Interpretable ML: variable importance and partial dependence plot (PDP)

For each optimized model examined the variable importance criterion, which measures the relative prediction power (prediction strength) by using mean decreased accuracy (MDA) or Gini index10. For each analysis, variable importance was estimated to find which independent variables were influential features for an accurate classification32. Influential variables were ranked by calculating relative importance values. In the tree-based model such as GBM and RF, when the variables split the tree, the relative importance value of that variable was estimated by the discrepancy of the squared error loss over all trees. A higher relative importance value indicated a greater influence of the variables for classifying tau positivity.

We conducted a PDP proposed by J.H. Friedman, which can provide information on whether the feature is positively or negatively correlated to the final prediction. In order to avoid over-weighted or underweighted results, a Min–Max normalisation33 was conducted.

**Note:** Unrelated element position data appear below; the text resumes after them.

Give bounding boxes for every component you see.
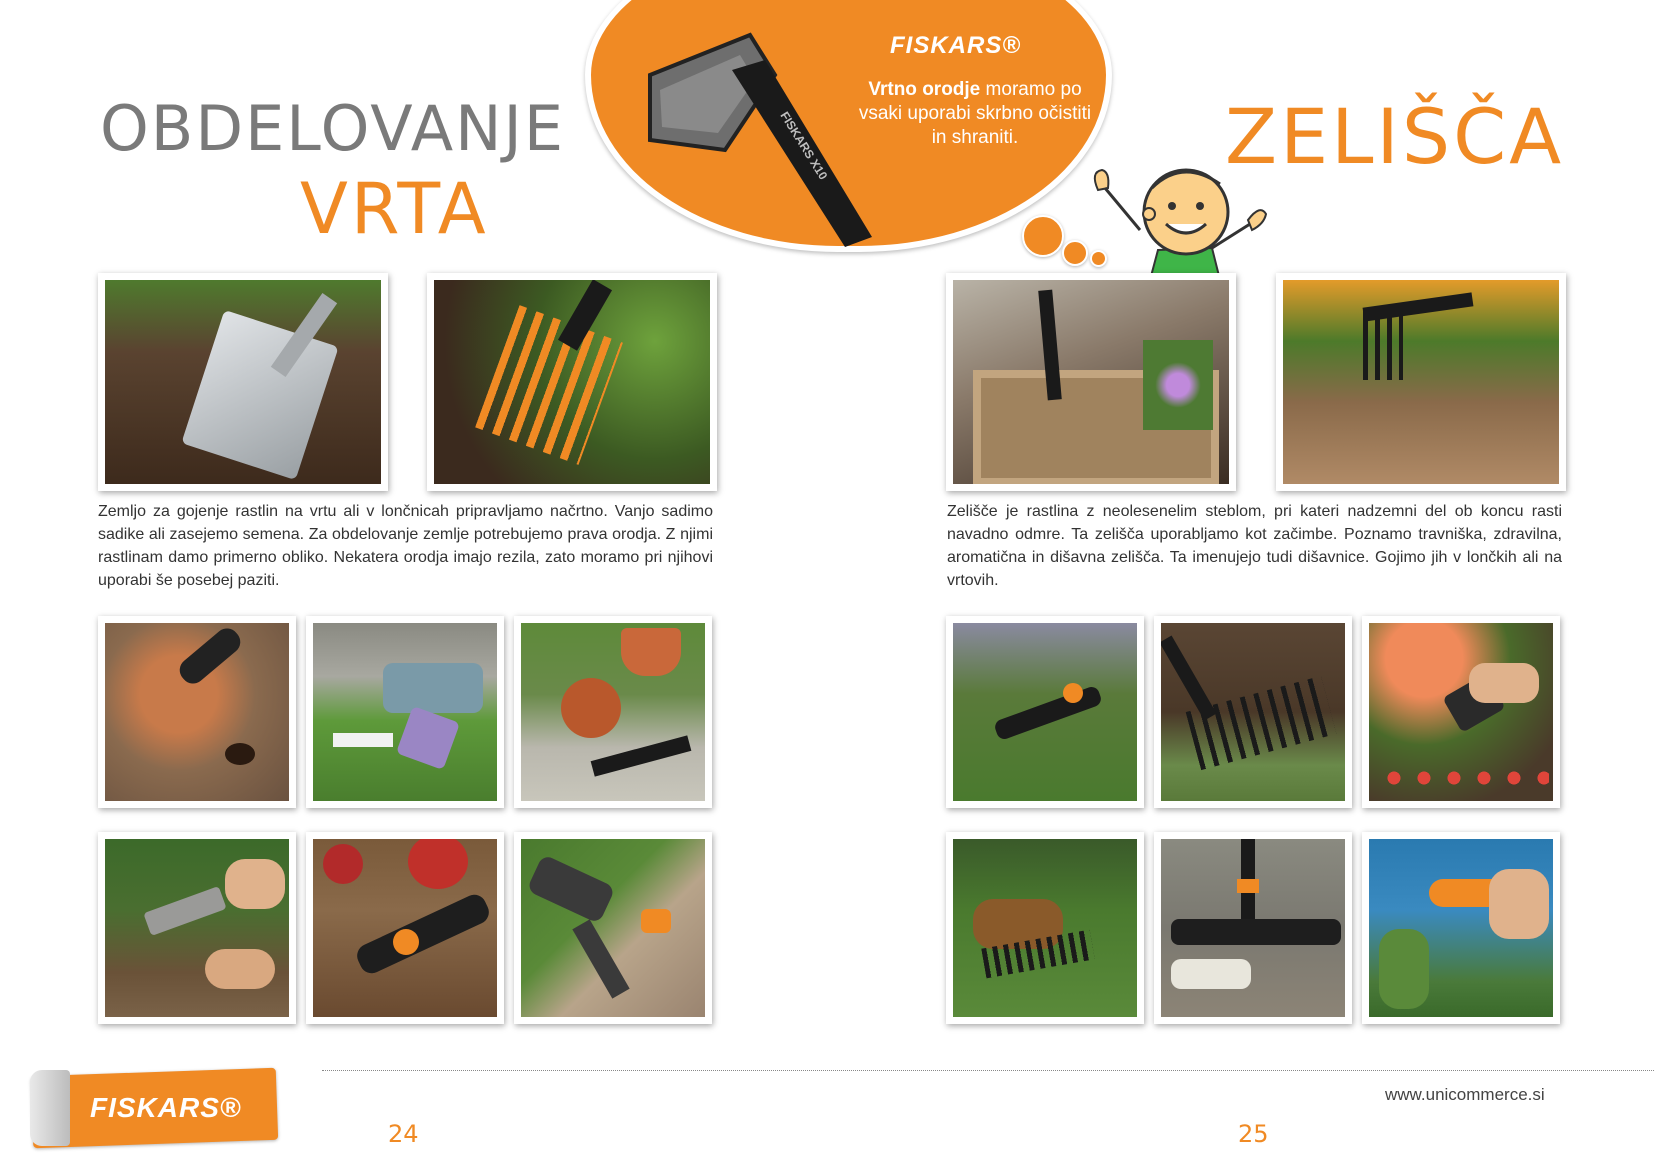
photo-marigolds-cultivator bbox=[1276, 273, 1566, 491]
logo-page-curl bbox=[30, 1070, 70, 1146]
paragraph-left: Zemljo za gojenje rastlin na vrtu ali v lončnicah pripravljamo načrtno. Vanjo sadimo sadike ali zasejemo semena. Za obdelovanje zemlje potrebujemo prava orodja. Z njimi rastlinam damo primerno obliko. Nekatera orodja imajo rezila, zato moramo pri njihovi uporabi še posebej paziti. bbox=[98, 503, 713, 589]
cartoon-kid-icon bbox=[1080, 160, 1270, 280]
photo-flower-box-fork bbox=[946, 273, 1236, 491]
photo-grass-shears bbox=[946, 616, 1144, 808]
photo-bulbs-trowel bbox=[98, 616, 296, 808]
page-number-right: 25 bbox=[1238, 1120, 1269, 1148]
photo-broom-deck bbox=[1154, 832, 1352, 1024]
photo-trowels-bench bbox=[514, 832, 712, 1024]
bubble-text-bold: Vrtno orodje bbox=[868, 79, 981, 100]
axe-label: FISKARS X10 bbox=[777, 109, 831, 183]
photo-herb-snips bbox=[1362, 832, 1560, 1024]
title-zelisca: ZELIŠČA bbox=[1225, 92, 1565, 181]
fiskars-logo-text: FISKARS® bbox=[90, 1092, 242, 1123]
bubble-text-rest: moramo po vsaki uporabi skrbno očistiti in shraniti. bbox=[858, 79, 1092, 148]
paragraph-right: Zelišče je rastlina z neolesenelim steblom, pri kateri nadzemni del ob koncu rasti navadno odmre. Ta zelišča uporabljamo kot začimbe. Poznamo travniška, zdravilna, aromatična in dišavna zelišča. Ta imenujejo tudi dišavnice. Gojimo jih v lončkih ali na vrtovih. bbox=[947, 503, 1562, 589]
photo-pruner-apples bbox=[306, 832, 504, 1024]
title-vrta: VRTA bbox=[300, 168, 489, 250]
bubble-text bbox=[850, 78, 1100, 150]
website-url[interactable]: www.unicommerce.si bbox=[1385, 1085, 1545, 1104]
photo-rake-soil bbox=[1154, 616, 1352, 808]
page-number-left: 24 bbox=[388, 1120, 419, 1148]
footer-dotted-divider bbox=[322, 1070, 1654, 1071]
photo-spade bbox=[98, 273, 388, 491]
photo-leaf-rake bbox=[946, 832, 1144, 1024]
title-obdelovanje: OBDELOVANJE bbox=[100, 92, 565, 165]
photo-hand-soil-scoop bbox=[98, 832, 296, 1024]
photo-hand-tools-grass bbox=[306, 616, 504, 808]
photo-pots-tools bbox=[514, 616, 712, 808]
bubble-brand-logo: FISKARS® bbox=[890, 32, 1022, 59]
bubble-dot-large bbox=[1022, 215, 1064, 257]
photo-rake-orange bbox=[427, 273, 717, 491]
photo-flowers-trowel bbox=[1362, 616, 1560, 808]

PDP is a graphical representation tool, which can provide information on whether the feature is positively or negatively related to the final prediction, it is shown as follows.

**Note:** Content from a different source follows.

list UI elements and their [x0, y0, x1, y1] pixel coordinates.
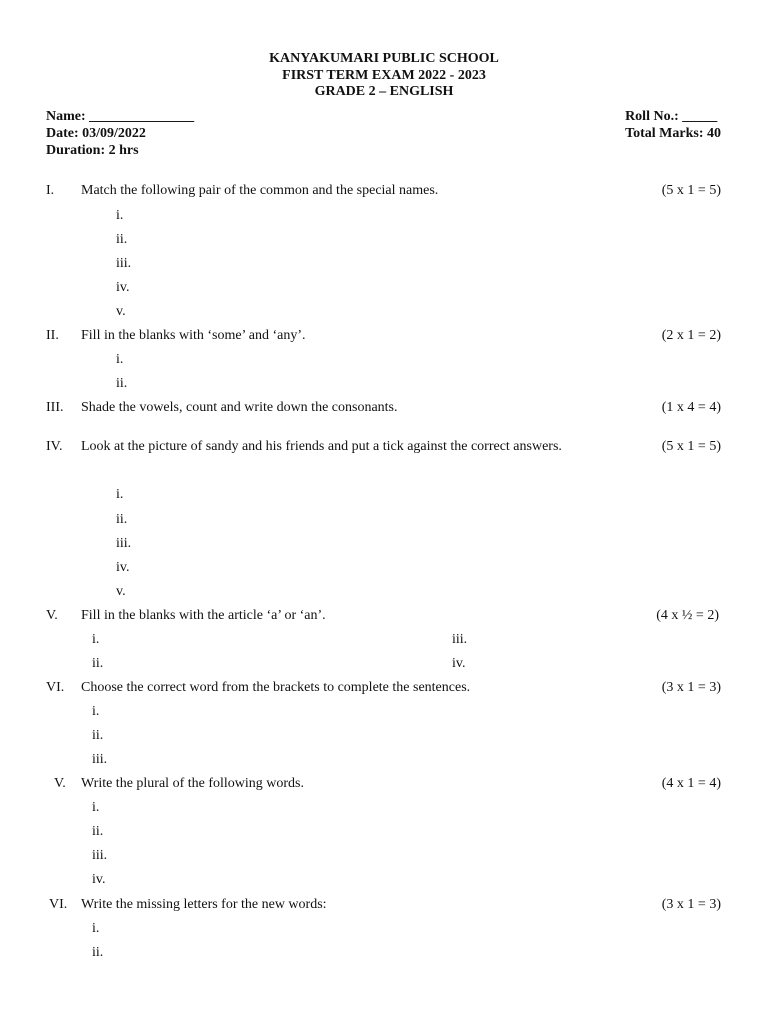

Let \({{\varvec{x}}}_{{\varvec{s}}}\) be the space of input variables consisting of a chosen subset space and \({{\varvec{x}}}_{{\varvec{c}}}\) be the complemental space,

\({{\varvec{x}}}_{{\varvec{s}}}\cup {{\varvec{x}}}_{{\varvec{c}}}=\mathbf{x}\) Then the functional form of approximation \(\widehat{f}(\mathbf{x})\) depends on both subset space

$$\widehat{{\varvec{f}}}(\mathbf{x})=\boldsymbol{ }\boldsymbol{ }\widehat{{\varvec{f}}}\boldsymbol{ }\left({{\varvec{x}}}_{{\varvec{s}}\boldsymbol{ }},{{\varvec{x}}}_{{\varvec{c}}}\right),\boldsymbol{ }\boldsymbol{ }\boldsymbol{ }\boldsymbol{ }{\widehat{{\varvec{f}}}}_{{\varvec{c}}}\left({{\varvec{x}}}_{{\varvec{s}}}\right)=\boldsymbol{ }\boldsymbol{ }\boldsymbol{ }\widehat{{\varvec{f}}}\left({{\varvec{x}}}_{{\varvec{s}}\boldsymbol{ }}|{{\varvec{x}}}_{{\varvec{c}}}\right)$$

If the dependency of the complemental space is not too strong, the average function

$${\stackrel{-}{{\varvec{f}}}}_{{\varvec{s}}}\left({{\varvec{x}}}_{{\varvec{s}}}\right)=\boldsymbol{ }\boldsymbol{ }{{\varvec{E}}}_{{{\varvec{x}}}_{{\varvec{c}}}}\left[\widehat{{\varvec{f}}}(\mathbf{x})\right]=\int \widehat{{\varvec{f}}}\boldsymbol{ }\left({{\varvec{x}}}_{{\varvec{s}}\boldsymbol{ }},{{\varvec{x}}}_{{\varvec{c}}}\right){{\varvec{p}}}_{{\varvec{c}}}\left({{\varvec{x}}}_{{\varvec{c}}}\right){\varvec{d}}{{\varvec{x}}}_{{\varvec{c}}}$$

where \({p}_{c}\left({x}_{c}\right)\) is a marginal probability density function of \({x}_{c}\).

An alternative functional form of approximation \(\widehat{f}(\mathbf{x})\) becomes

$${\stackrel{\sim }{{\varvec{f}}}}_{{\varvec{s}}}\left({{\varvec{x}}}_{{\varvec{s}}}\right)=\boldsymbol{ }\boldsymbol{ }{{\varvec{E}}}_{\mathbf{x}}[\widehat{{\varvec{f}}}(\mathbf{x})|{{\varvec{x}}}_{{\varvec{s}}}]=\int \widehat{{\varvec{f}}}(\mathbf{x}){{\varvec{p}}}_{{\varvec{z}}}\left({{\varvec{x}}}_{{\varvec{c}}}|{{\varvec{x}}}_{{\varvec{s}}}\right){\varvec{d}}{{\varvec{x}}}_{{\varvec{c}}}$$

Statistical analysis

For the comparison of demographic and clinical data, a two-sample t-test was used for continuous variables, and a chi-square test was used for categorical variables. All analyses were performed with R package34, version 3.6.1 (R Project for Statistical Computing).